Analyses & psychologie du jeu,  Jeux de plateau

Le marché du jeu de société en Suisse ne connaît pas la crise

Surmonter la pandémie : les remèdes gagnants des jeux de société en Suisse.


Le marché du jeu de société en Suisse s’en sort plutôt (très) bien

Nous vous proposons ici un article écrit et tiré du site Bilan.ch paru il y a quelques jours et qui parle du marché du jeu de société en Suisse. Nous vous le relayons, ça peut vous intéresser, surtout si l’économie du jeu de société vous interpelle.

Matthieu Hoffstetter. Publié le 27.05.2021.

Les jeux de société tirent leur épingle du jeu dans cette période de crise sanitaire

Après des craintes initiales au printemps 2020, les jeux de société semblent dopés par les confinements et déconfinements successifs. Dans cette branche qui connaissait déjà une tendance positive depuis une décennie, des solutions alternatives bousculent les modèles établis.

Confinés, limités, alertés sur les dangers de la contamination: depuis bientôt un an et demi, les Suisses vivent principalement dans leur cercle familial. Peu de sorties, pas d’événements de masse, des lieux de culture et de divertissement souvent fermés,… les loisirs sont limités. Certains en profitent pour se ruer sur les séries TV et les films, d’autres bouquinent et rattrapent des mois de lectures repoussées. D’autres enfin retrouvent les joies des jeux en famille ou avec des amis proches. C’est ainsi que les jeux de société ont connu un boom inédit. Et ce, dès le début du premier confinement en 2020: en France, les ventes de jeux de société ont augmenté de 83% entre le 16 et le 22 mars 2020, par rapport à la même semaine de 2019.

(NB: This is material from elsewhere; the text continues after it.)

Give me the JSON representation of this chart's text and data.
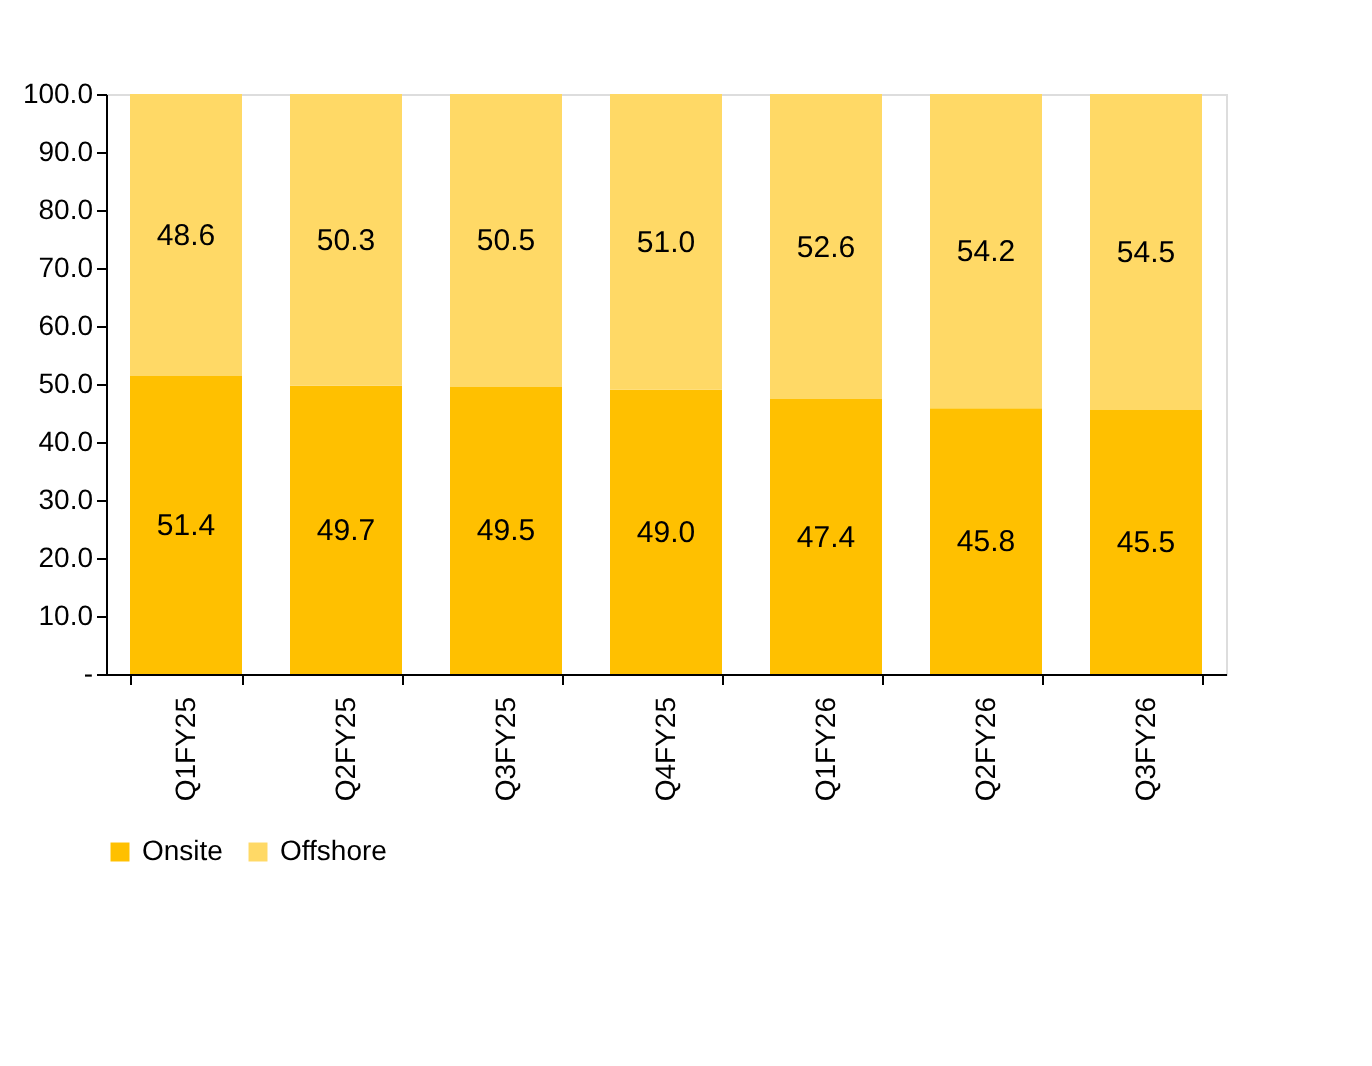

Un succès qui a également été observé de ce côté-ci du Jura. «Alors que les gens ont logiquement privilégié les soirées à la maison pendant les périodes de semi-confinement, les après-midi et soirées jeux en famille ou entre amis sont devenus une activité normale, et pas uniquement pour les joueurs passionnés», constate Thomas Junod, président de Ludesco, festival de jeux et d’expériences ludiques à La Chaux-de-Fonds.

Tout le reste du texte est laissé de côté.